Val-André Mutran disse...

As questões internas do PDT são resolvidas por seus protagonistas.
Aos que detestam os produtores do Pará, madeireiros, industriais minerais e agroempresários, lamento o equívico pois, os mesmos são responsáveis por mais de 60% por tudo que é gerado de riquezas num Estado que patina na condução de mudanças necessárias ao seu desenvolvimento sustentável.
Jamais me exporei a comentar assuntos internos do PDT, filiado que sou e filho do homem que fundou esse partido no Estado ao lado de seu melhor amigo, o industrial Armando Soares.
Quanto ao Giovanni, as urnas dirão se ele está certo ou errado.
Mestre, obrigado pelo espaço.

Juvencio de Arruda disse...

Todo seu, sempre, amigo.

Val-André Mutran disse...

Ao anônimo das 10:48 que se sente incomodado com meu sobrenome e o trabalho de nossa família de imigrantes libaneses e portuqueses.

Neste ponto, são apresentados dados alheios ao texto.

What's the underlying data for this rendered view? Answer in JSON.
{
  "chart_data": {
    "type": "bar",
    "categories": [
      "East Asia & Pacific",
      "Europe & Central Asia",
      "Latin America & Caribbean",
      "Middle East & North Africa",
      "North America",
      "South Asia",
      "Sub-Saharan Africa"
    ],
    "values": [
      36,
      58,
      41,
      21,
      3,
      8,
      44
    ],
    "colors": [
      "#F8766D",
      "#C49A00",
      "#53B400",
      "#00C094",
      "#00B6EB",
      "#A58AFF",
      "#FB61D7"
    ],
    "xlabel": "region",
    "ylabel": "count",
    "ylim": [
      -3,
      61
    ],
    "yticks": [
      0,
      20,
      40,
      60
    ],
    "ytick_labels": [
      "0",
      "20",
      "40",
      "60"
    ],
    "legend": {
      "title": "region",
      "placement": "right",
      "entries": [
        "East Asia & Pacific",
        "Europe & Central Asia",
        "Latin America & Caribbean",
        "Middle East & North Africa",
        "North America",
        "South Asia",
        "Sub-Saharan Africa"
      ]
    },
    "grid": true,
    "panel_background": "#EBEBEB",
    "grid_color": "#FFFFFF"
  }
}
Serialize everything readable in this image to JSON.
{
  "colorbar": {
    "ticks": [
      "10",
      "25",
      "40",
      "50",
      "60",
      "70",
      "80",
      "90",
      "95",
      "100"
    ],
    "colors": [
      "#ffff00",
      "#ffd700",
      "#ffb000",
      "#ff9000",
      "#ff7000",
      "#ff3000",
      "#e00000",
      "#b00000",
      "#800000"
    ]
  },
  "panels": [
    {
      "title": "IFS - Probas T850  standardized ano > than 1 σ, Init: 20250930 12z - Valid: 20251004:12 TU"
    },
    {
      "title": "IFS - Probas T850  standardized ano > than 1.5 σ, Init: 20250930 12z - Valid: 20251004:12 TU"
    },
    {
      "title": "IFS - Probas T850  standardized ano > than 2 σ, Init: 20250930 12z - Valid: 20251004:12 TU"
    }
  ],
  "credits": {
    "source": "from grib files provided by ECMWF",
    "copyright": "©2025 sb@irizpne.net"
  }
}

Aconselho visitar a Biblioteca Pública do Estado do Pará, lá no Comércio e se instruir para vir aqui enxovalhar o que não conhece.
Reclame ao Governo do Pará o processo das concesões de exploração extrativista no Estado.
Vá ao Fórum, você como cidadão. Protocole uma ação civil pública contra o Estado e contra a família Mutran e volte feliz para sua casa.
Ah! Não esqueça de assinar a ação. A Justiça está lixando para anônimos.
Volte aqui no 5.a, seja cidadão. Assine seu nome.
São tipos como você que acovardam esse país.

Val-André Mutran disse...

Não adianta.
Não tecerei qualquer comentário quanto a minha colega Franssinete.

Anônimo disse...

Juca,

Esse deputado Giovanni Queiroz, embora resida no Pará há tantos anos, não foi "assimilado" por nossos hábitos, não parece ter amor ao Pará. Por exemplo: na televisão, ele aparece falando "Paraenses do Brasil!" - Que Diabo é isso? Por acaso, o Pará não é Brasil?
Como dizem os nossos caboclos, avorte, cobra d'água!!!